/Quick-Draw

Implementation of Google Quick Draw doodle recognition game in PyTorch and comparing other classifiers and features.

Primary LanguageJupyter Notebook

Quick-Draw

Project Overview

This project is done as a part of Computer Vision Course.

In Quick Draw the AI system tries to classify the hand-drawn doodle into a predetermined category. By this project we are trying to achieve the same using different feature extraction techniques like HOG, LBP, SIFT, SURF, pixel values with feature reduction techniques PCA, LDA and applying various classifiers such as Naive Bayes, Random Forest, SVM, XGBoost, Bagging, ADA-boost, KNN and CNN to compare their performance on different evaluation metric such as Accuracy, MAP@3, CMC Curve and Confusion Matrix.

Project Poster can be found in CV-Poster-Final.pdf.

Problem Usecase

  • It is a challenge in Computer Vision & Machine Learning to handle noisy data and dataset with many different representations of the same class. The Quick Draw Doodle Recognition challenge is a good example of these issues because different users may draw the same object differently or the doodles could be incomplete which is similar to noisy data.
  • This application can be used as a fast prototyping tool for designers or artists by suggesting them the accurate templates on the basis of the rough doodles made by them.
  • It can be extended by replacing the doodles with doodles of alphabets and then convert the hand-written text into digital text format.

Dataset

  • The Quick Draw dataset is a collection of millions of doodle drawings of 300+ categories. The drawings draw by the players were captured as 28 x 28 grayscale images in .npy format with respect to each category.
  • The complete dataset is huge (~73GB) and so we have used only a subset of the complete data (20 categories).
  • The dataset is split in training and test set with 80-20 ratio, the training set is further split into train and validation with 70-30 ratio.
  • Fig above shows a doodle image of each class in our sampled dataset.
  • Dataset can be downloaded from here.

Proposed Algorithm

  • CNN Model Architecture
  • We have followed a conventional computer vision pipeline to train our model. Fig. below shows the training pipeline followed.

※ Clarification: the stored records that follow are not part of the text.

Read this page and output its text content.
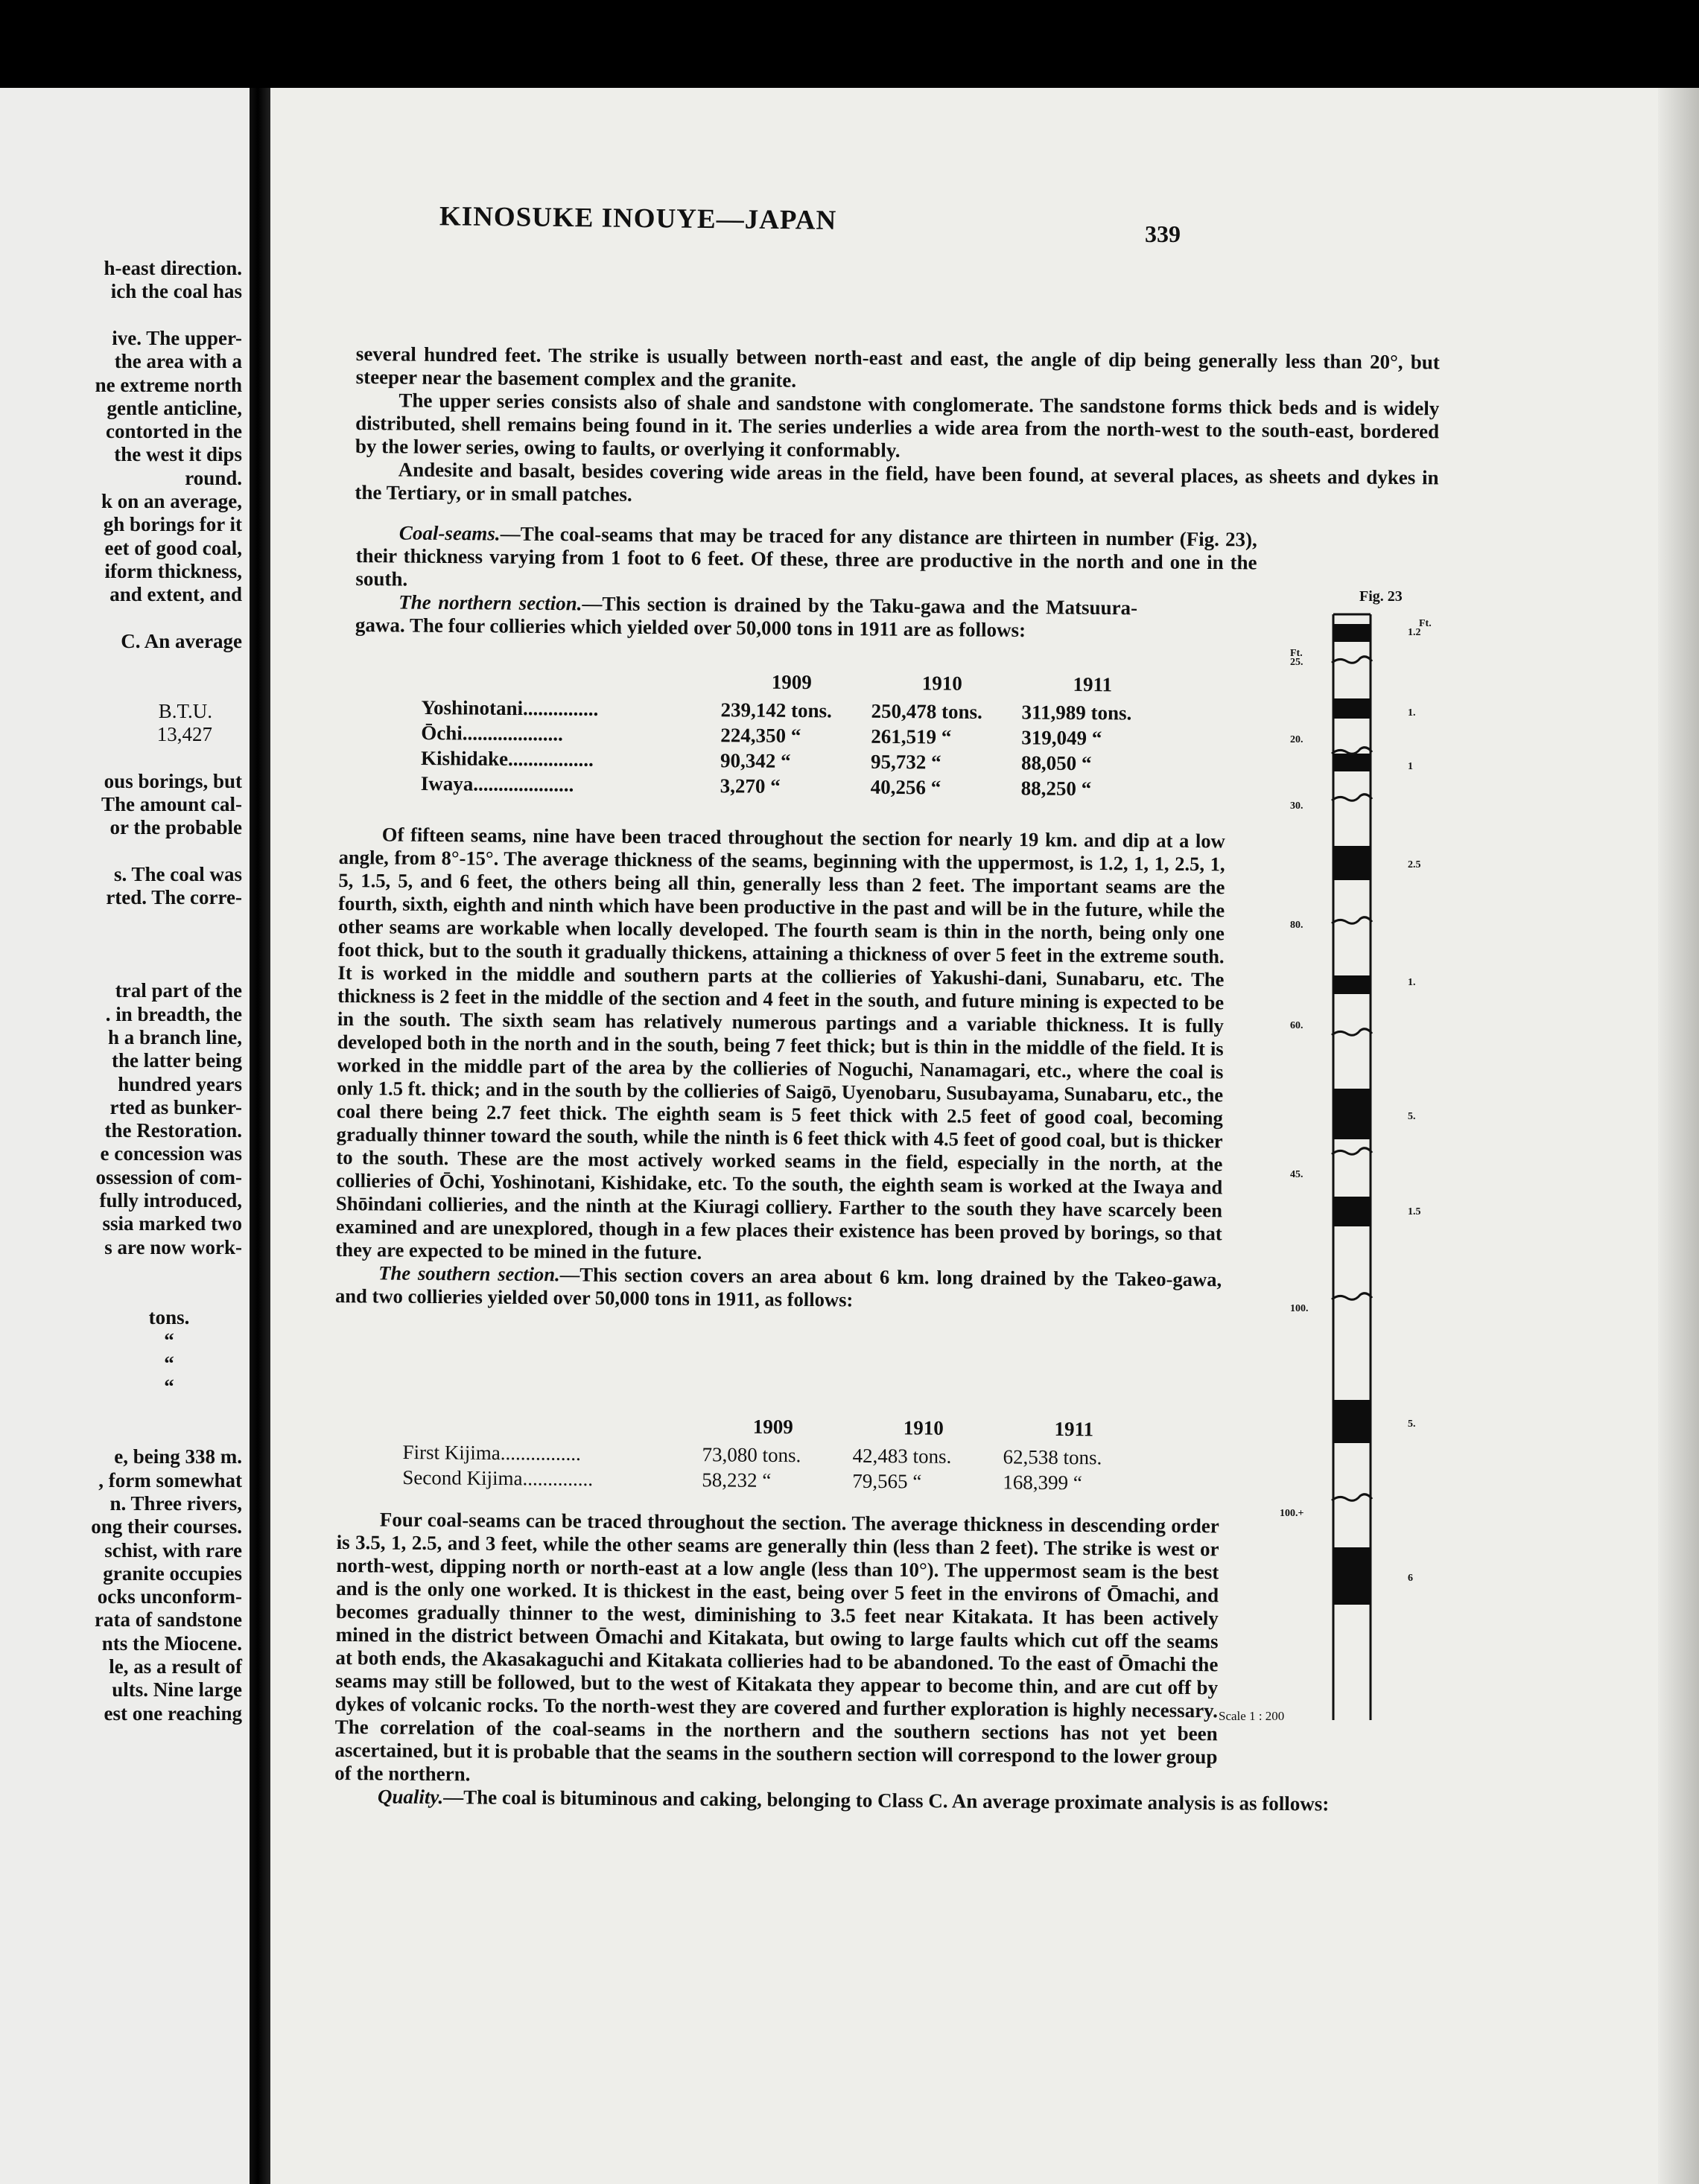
h-east direction.
ich the coal has
ive. The upper-
the area with a
ne extreme north
gentle anticline,
contorted in the
the west it dips
round.
k on an average,
gh borings for it
eet of good coal,
iform thickness,
and extent, and
C. An average
B.T.U.
13,427
ous borings, but
The amount cal-
or the probable
s. The coal was
rted. The corre-
tral part of the
. in breadth, the
h a branch line,
the latter being
hundred years
rted as bunker-
the Restoration.
e concession was
ossession of com-
fully introduced,
ssia marked two
s are now work-
tons.
“
“
“
e, being 338 m.
, form somewhat
n. Three rivers,
ong their courses.
schist, with rare
granite occupies
ocks unconform-
rata of sandstone
nts the Miocene.
le, as a result of
ults. Nine large
est one reaching
KINOSUKE INOUYE—JAPAN	339

several hundred feet. The strike is usually between north-east and east, the angle of dip being generally less than 20°, but steeper near the basement complex and the granite.

The upper series consists also of shale and sandstone with conglomerate. The sandstone forms thick beds and is widely distributed, shell remains being found in it. The series underlies a wide area from the north-west to the south-east, bordered by the lower series, owing to faults, or overlying it conformably.

Andesite and basalt, besides covering wide areas in the field, have been found, at several places, as sheets and dykes in the Tertiary, or in small patches.

Coal-seams.—The coal-seams that may be traced for any distance are thirteen in number (Fig. 23), their thickness varying from 1 foot to 6 feet. Of these, three are productive in the north and one in the south.

The northern section.—This section is drained by the Taku-gawa and the Matsuura-gawa. The four collieries which yielded over 50,000 tons in 1911 are as follows:

	1909	1910	1911
Yoshinotani...............	239,142 tons.	250,478 tons.	311,989 tons.
Ōchi....................	224,350 “	261,519 “	319,049 “
Kishidake.................	90,342 “	95,732 “	88,050 “
Iwaya....................	3,270 “	40,256 “	88,250 “

Of fifteen seams, nine have been traced throughout the section for nearly 19 km. and dip at a low angle, from 8°-15°. The average thickness of the seams, beginning with the uppermost, is 1.2, 1, 1, 2.5, 1, 5, 1.5, 5, and 6 feet, the others being all thin, generally less than 2 feet. The important seams are the fourth, sixth, eighth and ninth which have been productive in the past and will be in the future, while the other seams are workable when locally developed. The fourth seam is thin in the north, being only one foot thick, but to the south it gradually thickens, attaining a thickness of over 5 feet in the extreme south. It is worked in the middle and southern parts at the collieries of Yakushi-dani, Sunabaru, etc. The thickness is 2 feet in the middle of the section and 4 feet in the south, and future mining is expected to be in the south. The sixth seam has relatively numerous partings and a variable thickness. It is fully developed both in the north and in the south, being 7 feet thick; but is thin in the middle of the field. It is worked in the middle part of the area by the collieries of Noguchi, Nanamagari, etc., where the coal is only 1.5 ft. thick; and in the south by the collieries of Saigō, Uyenobaru, Susubayama, Sunabaru, etc., the coal there being 2.7 feet thick. The eighth seam is 5 feet thick with 2.5 feet of good coal, becoming gradually thinner toward the south, while the ninth is 6 feet thick with 4.5 feet of good coal, but is thicker to the south. These are the most actively worked seams in the field, especially in the north, at the collieries of Ōchi, Yoshinotani, Kishidake, etc. To the south, the eighth seam is worked at the Iwaya and Shōindani collieries, and the ninth at the Kiuragi colliery. Farther to the south they have scarcely been examined and are unexplored, though in a few places their existence has been proved by borings, so that they are expected to be mined in the future.

The southern section.—This section covers an area about 6 km. long drained by the Takeo-gawa, and two collieries yielded over 50,000 tons in 1911, as follows:

	1909	1910	1911
First Kijima................	73,080 tons.	42,483 tons.	62,538 tons.
Second Kijima..............	58,232 “	79,565 “	168,399 “

Four coal-seams can be traced throughout the section. The average thickness in descending order is 3.5, 1, 2.5, and 3 feet, while the other seams are generally thin (less than 2 feet). The strike is west or north-west, dipping north or north-east at a low angle (less than 10°). The uppermost seam is the best and is the only one worked. It is thickest in the east, being over 5 feet in the environs of Ōmachi, and becomes gradually thinner to the west, diminishing to 3.5 feet near Kitakata. It has been actively mined in the district between Ōmachi and Kitakata, but owing to large faults which cut off the seams at both ends, the Akasakaguchi and Kitakata collieries had to be abandoned. To the east of Ōmachi the seams may still be followed, but to the west of Kitakata they appear to become thin, and are cut off by dykes of volcanic rocks. To the north-west they are covered and further exploration is highly necessary. The correlation of the coal-seams in the northern and the southern sections has not yet been ascertained, but it is probable that the seams in the southern section will correspond to the lower group of the northern.

Quality.—The coal is bituminous and caking, belonging to Class C. An average proximate analysis is as follows:

Fig. 23
Ft.
Scale 1 : 200
25.
20.
30.
80.
60.
45.
100.
100.+
Ft.
1.2
1.
1
2.5
1.
5.
1.5
5.
6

  • Feature Extraction: Extract texture information from HOG & LBP, Spatial information from SIFT & SURF and pixel information from grayscale image.

  • Preprocessing: Feature normalization by Min-Max and Z-score to bring features on a similar scale.

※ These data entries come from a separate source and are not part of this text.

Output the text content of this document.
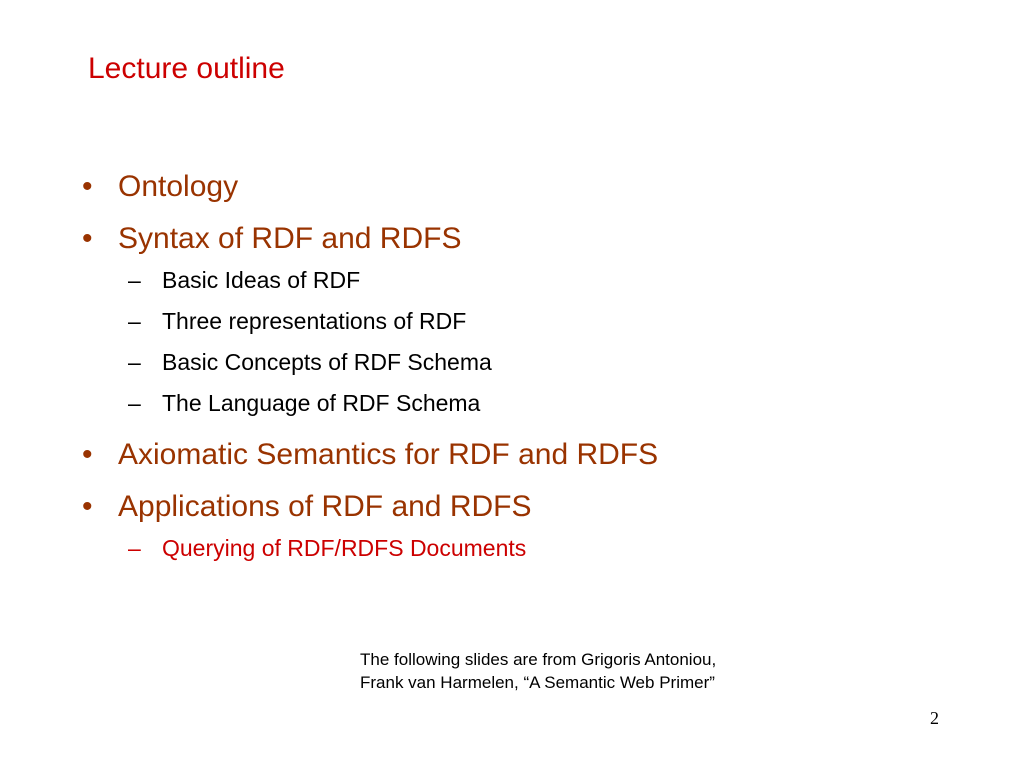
Lecture outline
• Ontology
• Syntax of RDF and RDFS
– Basic Ideas of RDF
– Three representations of RDF
– Basic Concepts of RDF Schema
– The Language of RDF Schema
• Axiomatic Semantics for RDF and RDFS
• Applications of RDF and RDFS
– Querying of RDF/RDFS Documents
The following slides are from Grigoris Antoniou,
Frank van Harmelen, “A Semantic Web Primer”
2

  • Dimensionality Reduction: PCA or LDA was applied to project the features with max separation. In PCA number of components were selected by plotting the variance over projected data.

  • Classification: Different classifiers were trained and tested with different parameters and feature combinations.

  • Prediction and Evaluation Metrics: Metrics such as accuracy, MAP@3, CMC curve was found to compare the performance of classifiers.

  • For Production time the following pipeline was used where contours were used to find the object.

Evaluation Metrics and Results

Follwing are the results of the project:

  • Confusion Matrices were plotted for best performing classifiers.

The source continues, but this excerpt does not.